Вторая шайка, подойдя съ задворковъ, разсыпалась по домамъ и открыла пальбу изъ оконъ.
Первая, ободрившись, тоже вернулась на хуторъ съ косикерами впереди.
— Побѣда! кричалъ длинноусый шляхтичъ, подбѣгая къ ксендзу, — побѣда! На панскій дворъ, панове! Бери, грабъ, рѣжь все, что ни попало!
Напрасно ксендзъ пытался удержать толпу; съ гиканьемъ и неистовыми криками понеслась она на усадьбу; цѣлое море шапокъ и головъ волновалось въ живомъ ураганѣ… Шумно ворвались они въ маленькій домикъ и разбрелись по двору; одни выводили лошадей изъ конюшни, дергая ихъ за арканы, наскоро сѣдлая чѣмъ попало; другіе спустились въ погребъ: выкатили боченокъ водки, втащили его въ залу, пили фуражками, руками, припадали губами. Третьи бѣгали по всему дому, доискиваясь мѣста гдѣ спрятаны деньги…. Въ гостиной человѣкъ пять остановились передъ кіотой и дали во ней залпъ…. Пронзительные крики донеслись въ отвѣтъ на выстрѣлы изъ дальнихъ комнатъ. Толпа кинулась на голосъ, а между тѣмъ нѣсколько человѣкъ тащили растрепанную посмитюху, сорвали съ нея послѣднее платье и потѣшались ея переполохомъ.
— Сюда! Сюда! кричалъ горбунъ, ломясь въ комнату Юліи, — тутъ они всѣ засѣли, голубчики! Сюда, панове….
Горбунъ работалъ впереди всѣхъ, молотя тумбой отъ часовъ въ дубовую дверь, прочіе помогали прикладами. За дверью слышались истерическіе крики женщинъ; дверь трещала, и вдругъ, сорвавшись съ петель, рухнула внутрь комнаты. Въ ту же минуту грохнулъ выстрѣлъ, горбунъ опрокинулся, не пикнувъ, съ раздробленною головой… Въ дыму стоялъ Авениръ, страшно поводя глазами и грозя поднятымъ прикладомъ; майоръ держалъ на готовѣ ружье….
Толпа попятилась…. Отставной поручикъ бросился на Авенира и ловко уклонился отъ удара; прикладъ разлетѣлся въ дребезги о притолку, противники схватились бороться…. Майоръ наудачу пустилъ зарядъ въ толпу и тотчасъ же былъ окруженъ….
Вбѣжалъ Бронскій съ саблей въ рукѣ, блѣдный отъ ярости.
— По мѣстамъ! Въ ряды! крикнулъ онъ, замахиваясь.

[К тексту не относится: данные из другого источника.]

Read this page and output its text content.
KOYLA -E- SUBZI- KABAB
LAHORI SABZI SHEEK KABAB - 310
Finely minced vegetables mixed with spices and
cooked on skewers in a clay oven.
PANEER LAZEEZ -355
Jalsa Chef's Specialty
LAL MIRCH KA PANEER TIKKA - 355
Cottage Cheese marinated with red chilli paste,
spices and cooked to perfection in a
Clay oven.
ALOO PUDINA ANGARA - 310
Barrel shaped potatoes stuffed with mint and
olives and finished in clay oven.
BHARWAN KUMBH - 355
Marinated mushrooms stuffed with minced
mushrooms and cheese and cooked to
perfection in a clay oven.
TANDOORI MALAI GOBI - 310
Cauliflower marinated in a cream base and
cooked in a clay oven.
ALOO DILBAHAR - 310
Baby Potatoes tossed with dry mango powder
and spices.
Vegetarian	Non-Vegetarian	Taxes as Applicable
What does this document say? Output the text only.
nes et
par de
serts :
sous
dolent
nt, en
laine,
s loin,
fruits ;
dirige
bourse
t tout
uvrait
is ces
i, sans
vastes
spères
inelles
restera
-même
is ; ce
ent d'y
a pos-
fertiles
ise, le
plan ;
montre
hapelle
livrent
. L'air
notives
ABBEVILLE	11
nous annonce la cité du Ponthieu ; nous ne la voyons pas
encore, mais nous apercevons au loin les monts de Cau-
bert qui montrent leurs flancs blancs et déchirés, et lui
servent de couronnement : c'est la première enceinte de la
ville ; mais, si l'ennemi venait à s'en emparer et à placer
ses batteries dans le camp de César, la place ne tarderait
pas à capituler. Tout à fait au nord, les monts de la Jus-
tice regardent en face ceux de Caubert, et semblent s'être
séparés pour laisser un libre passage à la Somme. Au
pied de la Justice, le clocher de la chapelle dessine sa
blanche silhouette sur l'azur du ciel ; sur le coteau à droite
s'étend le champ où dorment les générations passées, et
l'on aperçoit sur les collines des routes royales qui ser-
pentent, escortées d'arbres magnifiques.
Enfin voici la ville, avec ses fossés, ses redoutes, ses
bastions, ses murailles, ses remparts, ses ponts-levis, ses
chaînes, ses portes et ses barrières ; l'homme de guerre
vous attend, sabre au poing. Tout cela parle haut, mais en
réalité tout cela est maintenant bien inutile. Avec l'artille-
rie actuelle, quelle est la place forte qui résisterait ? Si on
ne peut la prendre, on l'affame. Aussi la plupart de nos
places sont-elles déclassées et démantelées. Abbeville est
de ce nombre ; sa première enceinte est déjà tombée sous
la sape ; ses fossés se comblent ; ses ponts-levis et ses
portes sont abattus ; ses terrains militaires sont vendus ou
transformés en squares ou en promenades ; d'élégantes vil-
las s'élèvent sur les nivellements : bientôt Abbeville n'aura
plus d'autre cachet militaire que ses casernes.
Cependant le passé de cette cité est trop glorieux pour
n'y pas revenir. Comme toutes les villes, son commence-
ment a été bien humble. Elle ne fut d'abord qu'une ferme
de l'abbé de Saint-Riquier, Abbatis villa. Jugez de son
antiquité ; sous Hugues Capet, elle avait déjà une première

Толпа бросилась къ двери, тискаясь и давя другъ друга.
— Помогите! хрипѣлъ Авениръ, барахтаясь подъ освирѣпѣвшимъ противникомъ; тотъ, не замѣчая Бронскаго, не слыша ничего, душилъ его, приговаривая шипящямъ голосомъ:
— Деньги! Гдѣ деньги? Подавай деньги!
Бронскій схватилъ его за волосы, оторвалъ отъ задыхавшейся жертвы и отбросилъ головой въ стѣну.
Тутъ только разглядѣлъ онъ женщинъ. На постелѣ, возлѣ полумертвой Юленьки, сидѣла Анна Михайловна; губы у ней посянѣли, но все еще двигались и шептали что-то; рука нѣсколько разъ поднималась… Исхудалое, желтое, какъ воскъ, лицо больной рѣзко бросилось въ глаза графа; онъ отвернулся…. Горпина, стоя на колѣняхъ у постели, протягивала къ нему краснаго, недвигавшагося ребенка….
— Ось, дивиться! дивиться! кричала она какъ помѣшанная.